The plot is so minimalist, it’s almost funny. Years after being incarcerated for the murder of his sister on Halloween night, Michael Myers escapes and heads back to his home town. There he follows awkward teen Laurie Strode (an endearingly gangly Jamie Lee Curtis essentially creating the “final girl” role template required for such stories from the ground up) and her friends around as they go about their daily tasks. As the sun sets and the trick or treaters stock up on sugary diabetes fuel, Michael levels up his endless stalking to brutal murder and Laurie finds herself in a hellish fight for survival against a relentless, silent foe who may not be entirely human. Only his former psychiatrist, Dr. Loomis (a magnificently bug-eyed Donald Pleasence spouting so many warnings and ghoulish hyperbole, he might as well be Michael’s publicist) may have the key to ending the rampage, but can he warn anyone in time?
Let’s first adress the elephant in the room when it comes to discussing every classic horror movie with a few years on its clock. If there is a chink in Halloween’s armour, it’s how influential it really is. As so many films that followed (not to mention it’s own sequels) imitated it into oblivion, to a new viewer it’s over familiar tropes frequently lapse into unintentional comedy. But that’s not really fair on the move.
Watched with fresh eyes, Halloween is an impeccably crafted, intelligent treat, a masterclass in cinematography, screen composition and timing. Every inch of the widescreen format is utilised to it’s utmost, Michael lurking in the background of every other scene, seemingly never less than 50 feet from his intended victim at all times since he first lays eyes on her. During the night scenes the inky blacks of night are bottomless, threatening to reveal the dead-faced, bone white of Michael’s mask at almost any time. It’s nerve racking stuff, hightened no end by Carpenter’s ridiculously iconic score.
Removed from the Michael/Laurie, brother/sister lore heaped on it by it’s own part 2, Halloween is even scarier.

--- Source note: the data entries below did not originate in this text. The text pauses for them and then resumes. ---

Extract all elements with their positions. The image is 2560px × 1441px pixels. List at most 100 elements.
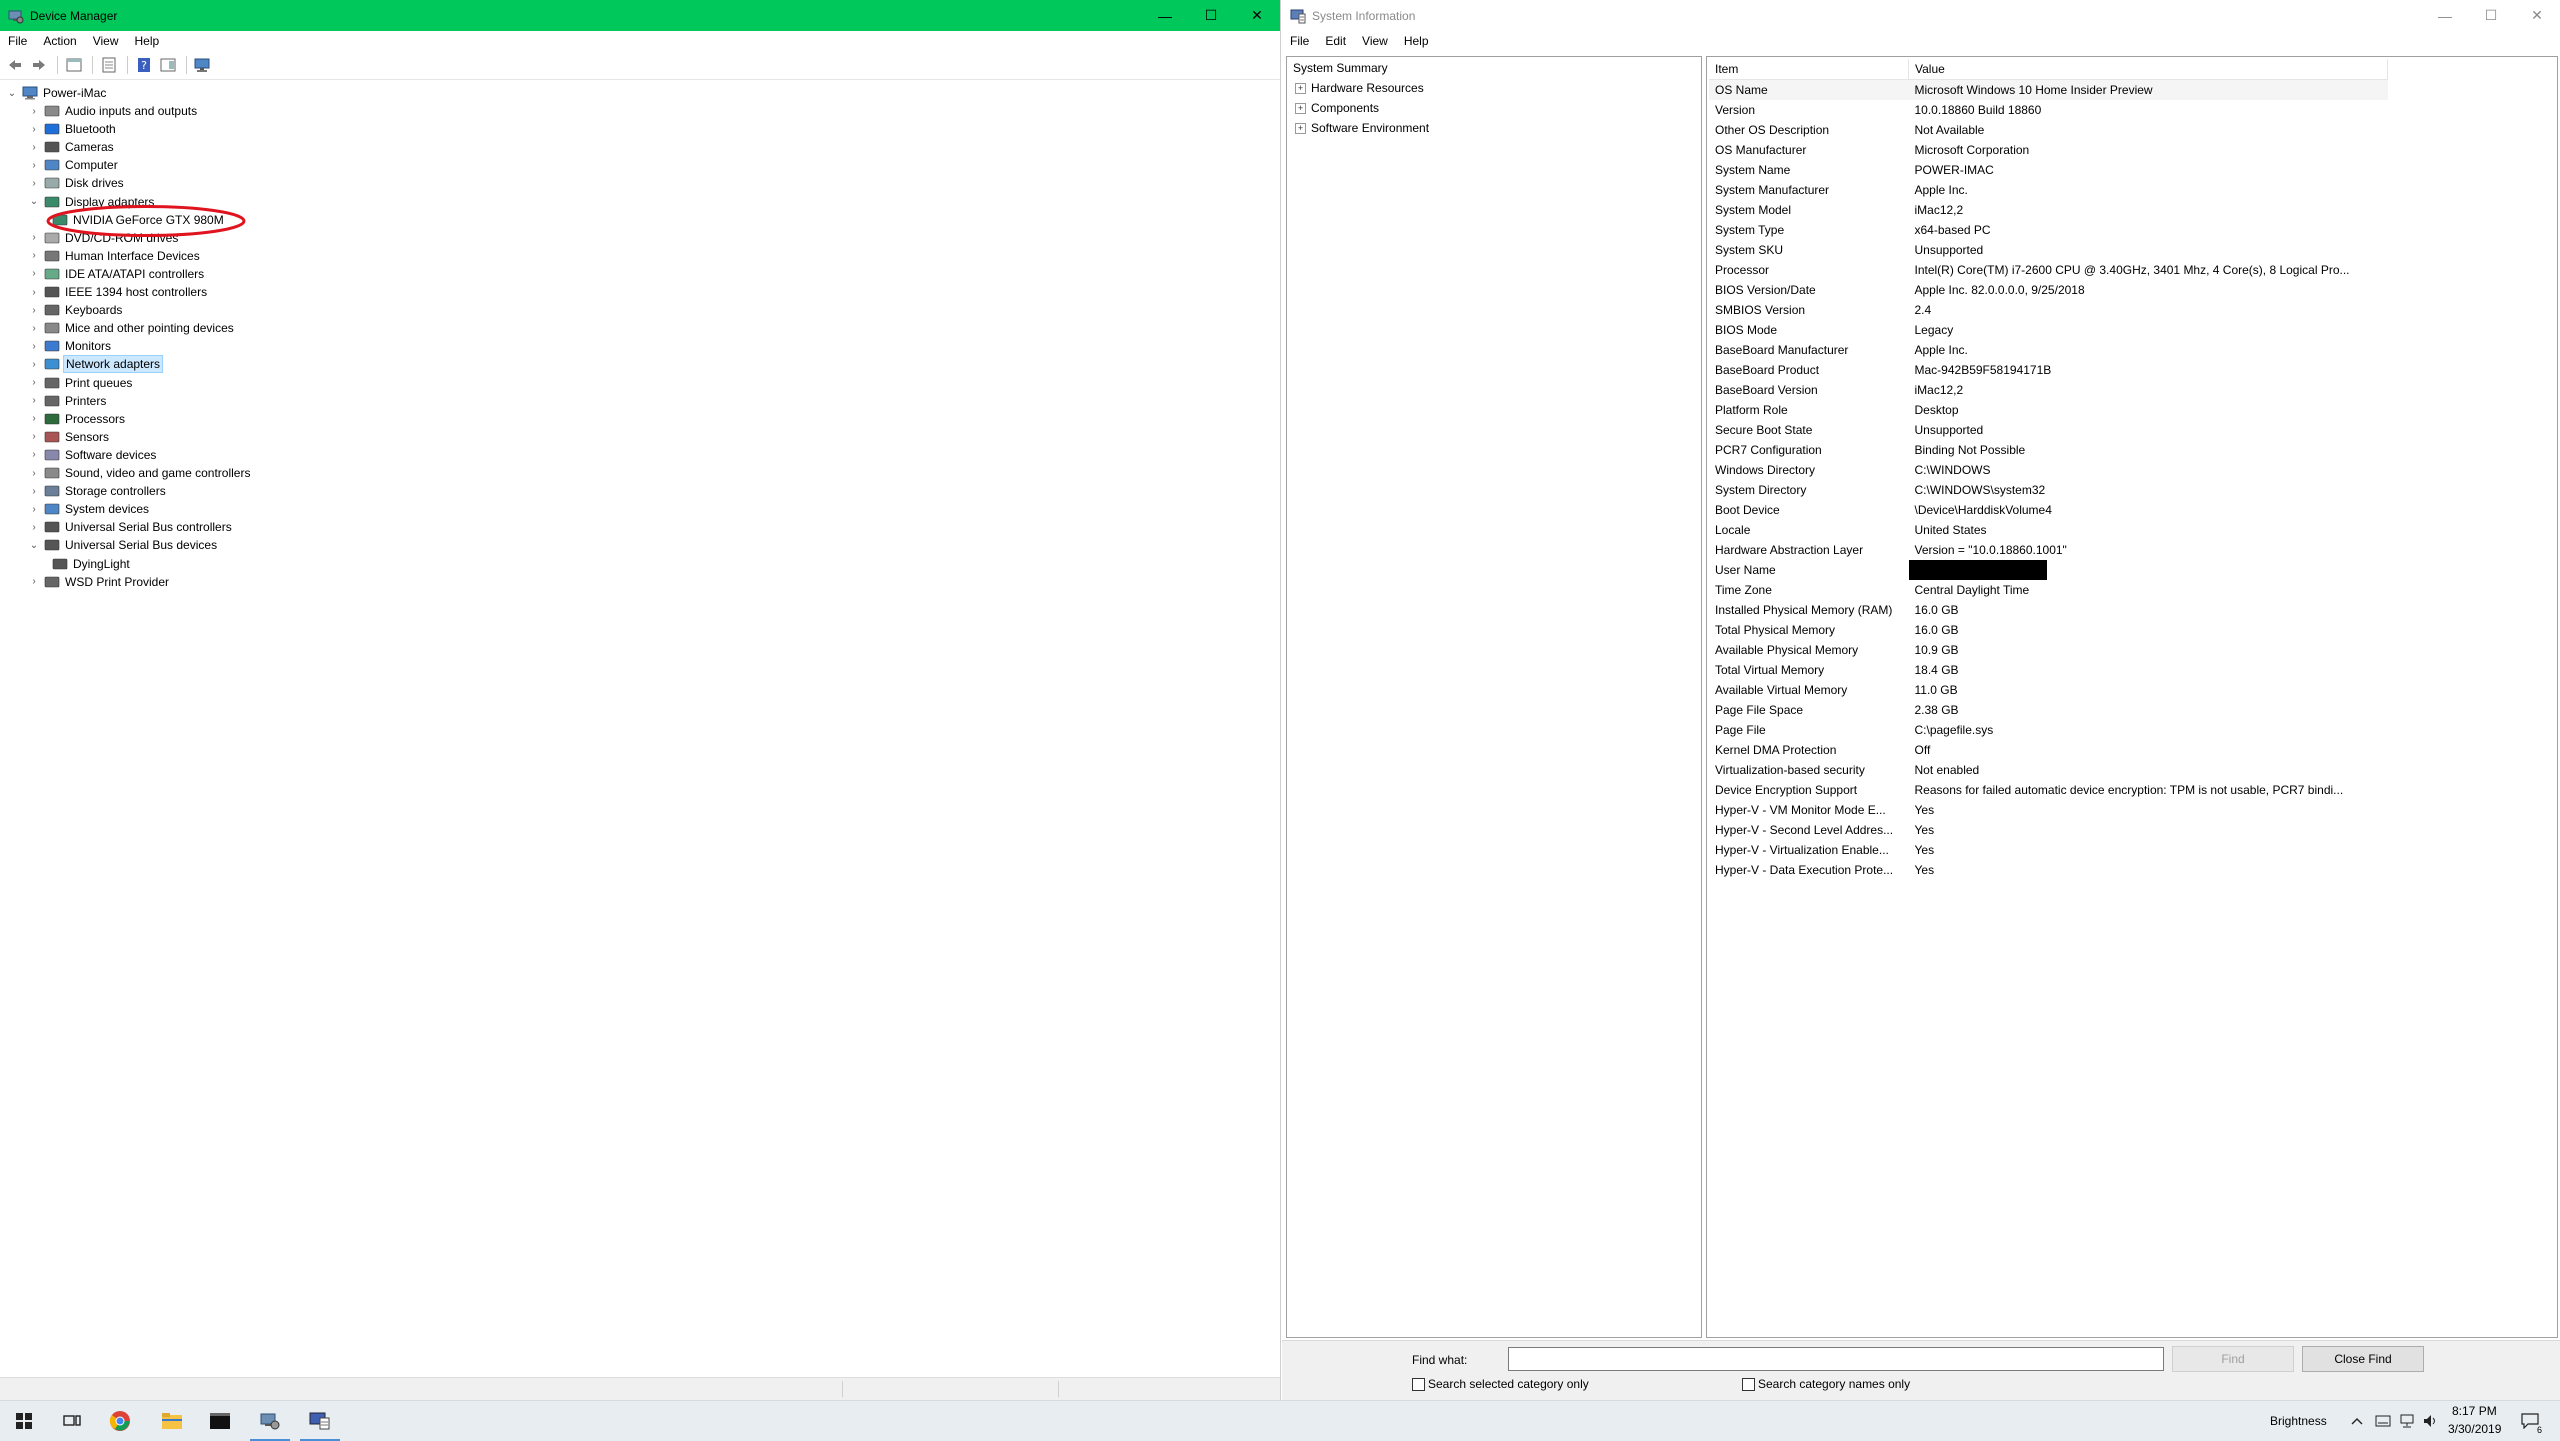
chevron-right-icon[interactable]: › bbox=[28, 304, 40, 316]
chevron-down-icon[interactable]: ⌄ bbox=[6, 87, 18, 99]
table-row[interactable]: Version 10.0.18860 Build 18860 bbox=[1709, 100, 2388, 120]
network-tray-icon[interactable] bbox=[2396, 1401, 2418, 1441]
minimize-button[interactable]: — bbox=[1142, 0, 1188, 31]
close-button[interactable]: ✕ bbox=[2514, 0, 2560, 31]
table-row[interactable]: Windows Directory C:\WINDOWS bbox=[1709, 460, 2388, 480]
chevron-right-icon[interactable]: › bbox=[28, 123, 40, 135]
chevron-right-icon[interactable]: › bbox=[28, 576, 40, 588]
chevron-right-icon[interactable]: › bbox=[28, 521, 40, 533]
tree-root[interactable]: ⌄ Power-iMac bbox=[6, 84, 108, 102]
tree-node[interactable]: › DVD/CD-ROM drives bbox=[28, 229, 180, 247]
menu-action[interactable]: Action bbox=[35, 34, 84, 48]
tree-node[interactable]: › Human Interface Devices bbox=[28, 247, 202, 265]
menu-file[interactable]: File bbox=[1282, 34, 1317, 48]
table-row[interactable]: System Manufacturer Apple Inc. bbox=[1709, 180, 2388, 200]
chevron-right-icon[interactable]: › bbox=[28, 340, 40, 352]
table-row[interactable]: Total Virtual Memory 18.4 GB bbox=[1709, 660, 2388, 680]
tree-node[interactable]: › Audio inputs and outputs bbox=[28, 102, 199, 120]
chevron-right-icon[interactable]: › bbox=[28, 268, 40, 280]
table-row[interactable]: Page File Space 2.38 GB bbox=[1709, 700, 2388, 720]
clock-date[interactable]: 3/30/2019 bbox=[2448, 1422, 2501, 1436]
clock-time[interactable]: 8:17 PM bbox=[2452, 1404, 2497, 1418]
chevron-right-icon[interactable]: › bbox=[28, 467, 40, 479]
table-row[interactable]: Hyper-V - Data Execution Prote... Yes bbox=[1709, 860, 2388, 880]
table-row[interactable]: System Model iMac12,2 bbox=[1709, 200, 2388, 220]
terminal-icon[interactable] bbox=[196, 1401, 244, 1441]
system-information-taskbar-icon[interactable] bbox=[296, 1401, 344, 1441]
expand-plus-icon[interactable]: + bbox=[1295, 82, 1306, 94]
start-icon[interactable] bbox=[0, 1401, 48, 1441]
tree-node[interactable]: › Disk drives bbox=[28, 174, 126, 192]
table-row[interactable]: BIOS Version/Date Apple Inc. 82.0.0.0.0, … bbox=[1709, 280, 2388, 300]
tree-item-software-environment[interactable]: + Software Environment bbox=[1295, 119, 1429, 137]
table-row[interactable]: Kernel DMA Protection Off bbox=[1709, 740, 2388, 760]
tree-node[interactable]: ⌄ Universal Serial Bus devices bbox=[28, 536, 219, 554]
chevron-right-icon[interactable]: › bbox=[28, 232, 40, 244]
column-header-value[interactable]: Value bbox=[1908, 59, 2388, 80]
forward-arrow-icon[interactable] bbox=[28, 54, 50, 76]
table-row[interactable]: OS Name Microsoft Windows 10 Home Insider… bbox=[1709, 79, 2388, 100]
chevron-right-icon[interactable]: › bbox=[28, 431, 40, 443]
menu-edit[interactable]: Edit bbox=[1317, 34, 1354, 48]
chevron-right-icon[interactable]: › bbox=[28, 413, 40, 425]
find-what-input[interactable] bbox=[1508, 1347, 2164, 1371]
tree-node[interactable]: ⌄ Display adapters bbox=[28, 193, 156, 211]
table-row[interactable]: BaseBoard Version iMac12,2 bbox=[1709, 380, 2388, 400]
table-row[interactable]: BaseBoard Manufacturer Apple Inc. bbox=[1709, 340, 2388, 360]
brightness-label[interactable]: Brightness bbox=[2270, 1414, 2327, 1428]
menu-view[interactable]: View bbox=[85, 34, 127, 48]
tree-node[interactable]: › IDE ATA/ATAPI controllers bbox=[28, 265, 206, 283]
chevron-right-icon[interactable]: › bbox=[28, 286, 40, 298]
tree-item-hardware-resources[interactable]: + Hardware Resources bbox=[1295, 79, 1424, 97]
table-row[interactable]: Hyper-V - Second Level Addres... Yes bbox=[1709, 820, 2388, 840]
chevron-right-icon[interactable]: › bbox=[28, 177, 40, 189]
tree-item-components[interactable]: + Components bbox=[1295, 99, 1379, 117]
close-find-button[interactable]: Close Find bbox=[2302, 1346, 2424, 1372]
maximize-button[interactable]: ☐ bbox=[2468, 0, 2514, 31]
table-row[interactable]: Other OS Description Not Available bbox=[1709, 120, 2388, 140]
checkbox[interactable] bbox=[1412, 1377, 1425, 1391]
table-row[interactable]: Processor Intel(R) Core(TM) i7-2600 CPU @… bbox=[1709, 260, 2388, 280]
table-row[interactable]: System Directory C:\WINDOWS\system32 bbox=[1709, 480, 2388, 500]
search-category-names-checkbox[interactable]: Search category names only bbox=[1742, 1377, 1910, 1391]
minimize-button[interactable]: — bbox=[2422, 0, 2468, 31]
table-row[interactable]: SMBIOS Version 2.4 bbox=[1709, 300, 2388, 320]
chevron-right-icon[interactable]: › bbox=[28, 395, 40, 407]
table-row[interactable]: Hardware Abstraction Layer Version = "10.… bbox=[1709, 540, 2388, 560]
chevron-right-icon[interactable]: › bbox=[28, 449, 40, 461]
table-row[interactable]: Boot Device \Device\HarddiskVolume4 bbox=[1709, 500, 2388, 520]
table-row[interactable]: Available Physical Memory 10.9 GB bbox=[1709, 640, 2388, 660]
tree-node[interactable]: DyingLight bbox=[52, 555, 132, 573]
search-selected-category-checkbox[interactable]: Search selected category only bbox=[1412, 1377, 1589, 1391]
tree-node[interactable]: › Network adapters bbox=[28, 355, 164, 374]
chevron-right-icon[interactable]: › bbox=[28, 358, 40, 370]
table-row[interactable]: Hyper-V - VM Monitor Mode E... Yes bbox=[1709, 800, 2388, 820]
column-header-item[interactable]: Item bbox=[1709, 59, 1909, 80]
table-row[interactable]: System Name POWER-IMAC bbox=[1709, 160, 2388, 180]
expand-plus-icon[interactable]: + bbox=[1295, 122, 1306, 134]
tree-node[interactable]: › Processors bbox=[28, 410, 127, 428]
table-row[interactable]: Available Virtual Memory 11.0 GB bbox=[1709, 680, 2388, 700]
table-row[interactable]: BaseBoard Product Mac-942B59F58194171B bbox=[1709, 360, 2388, 380]
task-view-icon[interactable] bbox=[48, 1401, 96, 1441]
chevron-right-icon[interactable]: › bbox=[28, 105, 40, 117]
table-row[interactable]: System SKU Unsupported bbox=[1709, 240, 2388, 260]
tree-node[interactable]: › Mice and other pointing devices bbox=[28, 319, 236, 337]
table-row[interactable]: Hyper-V - Virtualization Enable... Yes bbox=[1709, 840, 2388, 860]
tree-node[interactable]: › Print queues bbox=[28, 374, 134, 392]
tree-node[interactable]: › Software devices bbox=[28, 446, 158, 464]
close-button[interactable]: ✕ bbox=[1234, 0, 1280, 31]
show-hide-action-pane-icon[interactable] bbox=[157, 54, 179, 76]
table-row[interactable]: Page File C:\pagefile.sys bbox=[1709, 720, 2388, 740]
expand-plus-icon[interactable]: + bbox=[1295, 102, 1306, 114]
maximize-button[interactable]: ☐ bbox=[1188, 0, 1234, 31]
table-row[interactable]: User Name bbox=[1709, 560, 2388, 580]
table-row[interactable]: Time Zone Central Daylight Time bbox=[1709, 580, 2388, 600]
scan-hardware-changes-icon[interactable] bbox=[192, 54, 214, 76]
tree-node[interactable]: › Sensors bbox=[28, 428, 111, 446]
table-row[interactable]: OS Manufacturer Microsoft Corporation bbox=[1709, 140, 2388, 160]
menu-file[interactable]: File bbox=[0, 34, 35, 48]
keyboard-tray-icon[interactable] bbox=[2372, 1401, 2394, 1441]
table-row[interactable]: Device Encryption Support Reasons for fai… bbox=[1709, 780, 2388, 800]
device-manager-titlebar[interactable]: Device Manager — ☐ ✕ bbox=[0, 0, 1280, 31]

Michael’s obsession with his prey made utterly random, as he circles her like a shark in a boiler suit, slicing through her friends like a fucking virus until he gets to his prize. He’s a blank, yet fascinating presence. An admiring tilt of the head here, a thoughtful pause there. It all hints to something more going on in that unfathomable head of his.
The 70’s were a maturing of the horror genre, movies like Rosemary’s Baby, The Exorcist and The Omen had moved their stories from old dusty castles and cobwebby mansions into the modern day, terrorizing upper class city goers, but with Halloween it plows into suburbia like a ground to air missile with a huge butchers knife sellotaped to the tip. Horror now was literally living next door. And yet with the casting of Pleasence as Myers’ very own Van Helsing, there’s still a neat throwback to the Dracula’s and Frankenstein’s from the Universal and Hammer eras of terror.
For Carpenter it was the start of an almost unmatched string of 4 or 5 cult movies that still inspire filmmakers to this day, for the horror genre a brand spanking new icon in it’s shadowy assassin and for us, a genuine bona fide classic that endures, like Michael, seemingly forever.